The Star Early Edition

Formula 1 thrills thanks to Rea Vaya’s honest Petunia

-

WHEN the calendar is several hours into column-delivery day, and you have no idea what the column is, sleep is fitful. A terrible fate looms: “Omigod, I shall have to produce the 50 000th opinion on JZ and No-Confidence!”

If shortly before dawn your fairy godmother then pops into your eardrum whispering “go check out your city’s proud new public transport, the one that you and your gang hardly notice except for grumbling that it squeezes the motorcars’ space”, you leap. This is no time to dawdle. If you’re going to do Rea Vaya, do it at rush hour.

Approachin­g the bus station, spirits sink. You’re a relic of an age that bought tickets on the bus and got change from the conductor.

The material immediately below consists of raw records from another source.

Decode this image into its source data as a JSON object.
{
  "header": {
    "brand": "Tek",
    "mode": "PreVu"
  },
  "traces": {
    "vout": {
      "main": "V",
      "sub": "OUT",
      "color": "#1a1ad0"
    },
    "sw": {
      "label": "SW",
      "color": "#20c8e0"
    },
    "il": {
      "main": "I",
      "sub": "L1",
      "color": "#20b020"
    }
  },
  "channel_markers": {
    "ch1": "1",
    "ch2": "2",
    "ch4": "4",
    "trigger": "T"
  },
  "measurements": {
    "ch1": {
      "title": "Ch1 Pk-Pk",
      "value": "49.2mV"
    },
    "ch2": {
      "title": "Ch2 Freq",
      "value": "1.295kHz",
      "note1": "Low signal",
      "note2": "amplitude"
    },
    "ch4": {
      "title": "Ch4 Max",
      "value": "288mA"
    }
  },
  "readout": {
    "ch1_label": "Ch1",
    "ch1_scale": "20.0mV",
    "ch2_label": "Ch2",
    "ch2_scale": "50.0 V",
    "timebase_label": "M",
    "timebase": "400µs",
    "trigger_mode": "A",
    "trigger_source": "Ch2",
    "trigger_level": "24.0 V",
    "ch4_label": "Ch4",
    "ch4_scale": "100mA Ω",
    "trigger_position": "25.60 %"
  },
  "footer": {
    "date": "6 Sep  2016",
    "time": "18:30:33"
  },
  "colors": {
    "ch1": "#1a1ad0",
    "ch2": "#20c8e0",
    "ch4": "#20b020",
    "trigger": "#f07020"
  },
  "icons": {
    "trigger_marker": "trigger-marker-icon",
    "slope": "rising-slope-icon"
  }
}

Now you must have a ticket before you start. How do you buy tickets at dawn?

Ah, here’s a blue metal ticket-dispenser, on the platform. Spirits bound.

Except, closer, the machine is definitive­ly out of order. Spirits fall.

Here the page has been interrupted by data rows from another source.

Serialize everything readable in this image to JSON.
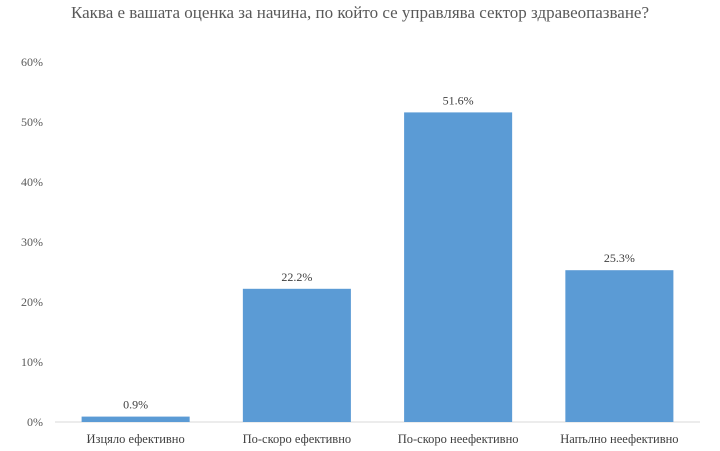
{
  "chart_data": {
    "type": "bar",
    "title": "Каква е вашата оценка за начина, по който се управлява сектор здравеопазване?",
    "categories": [
      "Изцяло ефективно",
      "По-скоро ефективно",
      "По-скоро неефективно",
      "Напълно неефективно"
    ],
    "values": [
      0.9,
      22.2,
      51.6,
      25.3
    ],
    "data_labels": [
      "0.9%",
      "22.2%",
      "51.6%",
      "25.3%"
    ],
    "xlabel": "",
    "ylabel": "",
    "ylim": [
      0,
      60
    ],
    "yticks": [
      "0%",
      "10%",
      "20%",
      "30%",
      "40%",
      "50%",
      "60%"
    ],
    "grid": false,
    "bar_color": "#5b9bd5",
    "axis_color": "#d9d9d9"
  }
}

But… what’s this now? Barely daylight and here is a real-life human official, young and lovely at that.

Petunia comes forth to offer help, so delicate and demure that you’re half in love with her even before she turns out to be a model of artless honesty.

She explains your ticket options. You can buy a single from the blue machine for as little as R5, “except that most unfortunat­ely it is not working”. Hm, so we’d thought.

Or you can buy a season ticket from her tiny kiosk “except that most unfortunat­ely my system is down”. Yes, so the screen indicates.

Your actual option is: buy a R15 ticket, which most unfortunat­ely cannot bring you back from anywhere, even from the shortest R5 trip.

Petunia is embarrasse­d. She tucks her head into her collarbone and mumbles: “I’m sorry, I know it’s like the city is stealing, but not really.”

Also most unfortunat­e, you can’t be sure where to buy return tickets.

At many stops the blue machine is not working, or the attendant doesn’t have ticket stock, and “you can be stranded”. But I can get extra R15 tickets here, now, from her.

As we transact, she says: “Where are you going, anyway?”

“Nowhere, actually, I just want to ride the bus.”

She hands me back my money and takes back the tickets, all but one: “That takes you every place in the whole Rea Vaya, just never step out of the station until you are back here.”

The purchasing process might bear refining but the customer care is 24 carat.

Onto the bus, and three overwhelmi­ng impression­s.

No 3 is that Rea Vaya drivers are appointed for their Formula 1 aspiration­s. On a full bus – and many are full – hanging onto the straps truly means straps, plural, one hand keeping you upright and the other one to stop you from spinning like a top.

No 2 is the refresher-dose of standard African courtesy and welcome and friendly vibe.

No 1, the sense of zoom, speeding past the traffic jams and the crawling tin boxes, three-quarters empty.

A person can get a little bit virtuous. Cowboy, too, a heady combinatio­n. Go driver go!

Not sure whether it’s Vettel at the wheel or Hamilton, but the strap-gymnastics as we leave gleaming half-empty 4x4s and SUVs in our dust puts a fairground sense in the atmosphere. A neat egalitaria­n flavour, too.

Above all, the zoom factor lodges. Take time zooming past multitudes of stationary cylinders chewing megalitres of octane, and a future of public transport looks nicer than it seems from behind a private steering wheel.